Depression and anxiety are common experiences at the end of life, and antidepressants are oftentimes prescribed to manage these symptoms. Unfortunately, antidepressant use can be disrupted during the final dying process for a variety of reasons, leaving patients vulnerable to antidepressant discontinuation syndrome (ADS). Symptoms of ADS include increased arousal and restlessness, and therefore may not be identified as ADS because these are common symptoms at the end of life. Whether ADS occurs among hospice patients whose antidepressant is discontinued is not known.
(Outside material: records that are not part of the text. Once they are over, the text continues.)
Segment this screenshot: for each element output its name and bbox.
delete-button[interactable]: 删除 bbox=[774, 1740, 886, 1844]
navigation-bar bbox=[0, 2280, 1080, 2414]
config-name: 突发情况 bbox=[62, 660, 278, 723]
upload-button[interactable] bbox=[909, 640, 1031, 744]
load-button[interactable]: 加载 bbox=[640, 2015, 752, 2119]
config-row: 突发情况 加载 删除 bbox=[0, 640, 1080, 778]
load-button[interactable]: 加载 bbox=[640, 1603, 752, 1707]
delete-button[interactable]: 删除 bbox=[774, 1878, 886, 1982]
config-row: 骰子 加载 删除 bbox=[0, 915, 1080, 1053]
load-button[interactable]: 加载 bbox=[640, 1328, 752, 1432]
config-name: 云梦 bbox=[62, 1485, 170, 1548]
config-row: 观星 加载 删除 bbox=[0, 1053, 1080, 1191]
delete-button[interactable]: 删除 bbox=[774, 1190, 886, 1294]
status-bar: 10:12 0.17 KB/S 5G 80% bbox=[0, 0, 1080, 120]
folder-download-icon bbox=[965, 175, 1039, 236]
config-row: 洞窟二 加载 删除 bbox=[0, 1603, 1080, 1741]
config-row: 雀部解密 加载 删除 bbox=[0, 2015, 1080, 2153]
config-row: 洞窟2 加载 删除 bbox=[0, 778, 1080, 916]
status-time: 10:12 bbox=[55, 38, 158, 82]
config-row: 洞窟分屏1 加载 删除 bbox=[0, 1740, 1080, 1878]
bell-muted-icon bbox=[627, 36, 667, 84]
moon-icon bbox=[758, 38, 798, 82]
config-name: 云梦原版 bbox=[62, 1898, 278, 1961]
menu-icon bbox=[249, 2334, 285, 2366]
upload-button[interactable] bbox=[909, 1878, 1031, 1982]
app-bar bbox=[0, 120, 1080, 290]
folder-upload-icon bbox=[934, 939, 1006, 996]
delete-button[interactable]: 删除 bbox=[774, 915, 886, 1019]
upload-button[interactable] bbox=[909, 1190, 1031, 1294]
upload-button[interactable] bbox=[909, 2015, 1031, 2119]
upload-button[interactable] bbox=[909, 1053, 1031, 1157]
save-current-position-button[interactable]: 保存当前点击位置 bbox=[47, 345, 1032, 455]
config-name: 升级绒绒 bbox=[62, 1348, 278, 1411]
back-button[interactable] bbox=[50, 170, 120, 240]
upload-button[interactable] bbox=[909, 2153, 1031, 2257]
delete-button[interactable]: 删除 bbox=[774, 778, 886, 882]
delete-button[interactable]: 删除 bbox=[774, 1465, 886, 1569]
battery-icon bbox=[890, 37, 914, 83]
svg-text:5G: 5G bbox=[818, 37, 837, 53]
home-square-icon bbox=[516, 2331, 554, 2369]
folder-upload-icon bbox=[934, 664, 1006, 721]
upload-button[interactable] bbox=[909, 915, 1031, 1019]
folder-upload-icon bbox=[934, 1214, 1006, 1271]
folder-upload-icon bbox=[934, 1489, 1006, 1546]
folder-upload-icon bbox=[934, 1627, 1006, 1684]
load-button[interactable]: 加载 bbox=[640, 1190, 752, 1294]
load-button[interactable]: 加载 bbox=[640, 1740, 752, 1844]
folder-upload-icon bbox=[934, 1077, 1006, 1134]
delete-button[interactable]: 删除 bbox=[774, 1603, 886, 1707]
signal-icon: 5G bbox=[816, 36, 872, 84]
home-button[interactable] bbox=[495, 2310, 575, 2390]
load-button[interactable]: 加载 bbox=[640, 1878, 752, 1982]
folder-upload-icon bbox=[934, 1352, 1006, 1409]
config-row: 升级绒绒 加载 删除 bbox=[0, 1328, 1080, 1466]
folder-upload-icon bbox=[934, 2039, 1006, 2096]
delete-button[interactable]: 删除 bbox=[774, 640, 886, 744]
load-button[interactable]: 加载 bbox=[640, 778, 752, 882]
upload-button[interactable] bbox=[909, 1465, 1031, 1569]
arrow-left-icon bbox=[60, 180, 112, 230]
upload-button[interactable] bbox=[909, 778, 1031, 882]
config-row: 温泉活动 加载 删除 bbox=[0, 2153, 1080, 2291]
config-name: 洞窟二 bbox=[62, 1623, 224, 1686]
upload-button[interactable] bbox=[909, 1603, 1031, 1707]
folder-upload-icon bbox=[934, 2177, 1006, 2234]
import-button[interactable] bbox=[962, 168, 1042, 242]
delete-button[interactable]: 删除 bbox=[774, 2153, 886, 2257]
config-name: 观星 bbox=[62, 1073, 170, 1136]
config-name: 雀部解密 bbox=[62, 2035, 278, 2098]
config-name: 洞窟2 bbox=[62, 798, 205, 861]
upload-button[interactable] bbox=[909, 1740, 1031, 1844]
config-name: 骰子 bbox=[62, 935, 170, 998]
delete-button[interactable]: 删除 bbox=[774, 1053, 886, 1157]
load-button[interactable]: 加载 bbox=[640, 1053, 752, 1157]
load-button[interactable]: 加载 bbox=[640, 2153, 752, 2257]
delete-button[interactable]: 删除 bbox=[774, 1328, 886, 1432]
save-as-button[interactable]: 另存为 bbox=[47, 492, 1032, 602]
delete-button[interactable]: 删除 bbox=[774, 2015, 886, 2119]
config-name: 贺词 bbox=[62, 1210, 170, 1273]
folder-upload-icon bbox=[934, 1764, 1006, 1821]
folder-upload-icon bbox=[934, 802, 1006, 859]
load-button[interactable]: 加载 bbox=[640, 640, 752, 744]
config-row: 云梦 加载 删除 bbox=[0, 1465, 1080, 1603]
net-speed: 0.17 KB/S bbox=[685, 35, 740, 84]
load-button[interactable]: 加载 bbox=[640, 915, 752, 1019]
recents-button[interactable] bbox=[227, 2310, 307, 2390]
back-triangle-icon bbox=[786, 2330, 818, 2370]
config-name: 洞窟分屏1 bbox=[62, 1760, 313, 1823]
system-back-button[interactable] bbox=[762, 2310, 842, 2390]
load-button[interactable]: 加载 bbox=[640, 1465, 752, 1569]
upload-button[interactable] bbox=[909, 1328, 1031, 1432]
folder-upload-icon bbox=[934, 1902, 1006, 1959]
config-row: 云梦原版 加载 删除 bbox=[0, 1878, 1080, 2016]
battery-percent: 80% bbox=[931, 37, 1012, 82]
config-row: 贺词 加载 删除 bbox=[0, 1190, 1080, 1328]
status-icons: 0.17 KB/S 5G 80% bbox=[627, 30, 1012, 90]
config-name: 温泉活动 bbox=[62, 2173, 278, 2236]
The aim of this study was to examine whether hospice patients whose antidepressants were disrupted experienced symptoms of ADS. Due to the fact that administration of haloperidol is often used to alleviate symptoms of agitation among terminally ill patients, this study used haloperidol administration as an indirect measure of patients’ symptoms of ADS. Both scheduled and PRN haloperidol administrations were identified from hospice patients’ medication records from local, community-run residential care homes (RCHs). It was hypothesized that patients whose antidepressants were disrupted (N = 14) would be more likely to receive haloperidol compared to patients whose antidepressants were not disrupted (N = 14) or matched controls who were not prescribed antidepressants (N = 14). Results did not reveal differences in haloperidol administration among groups. A lack of differences may have been due to the small sample size or due to variations in antidepressants’ half-life between the experimental and antidepressant control group.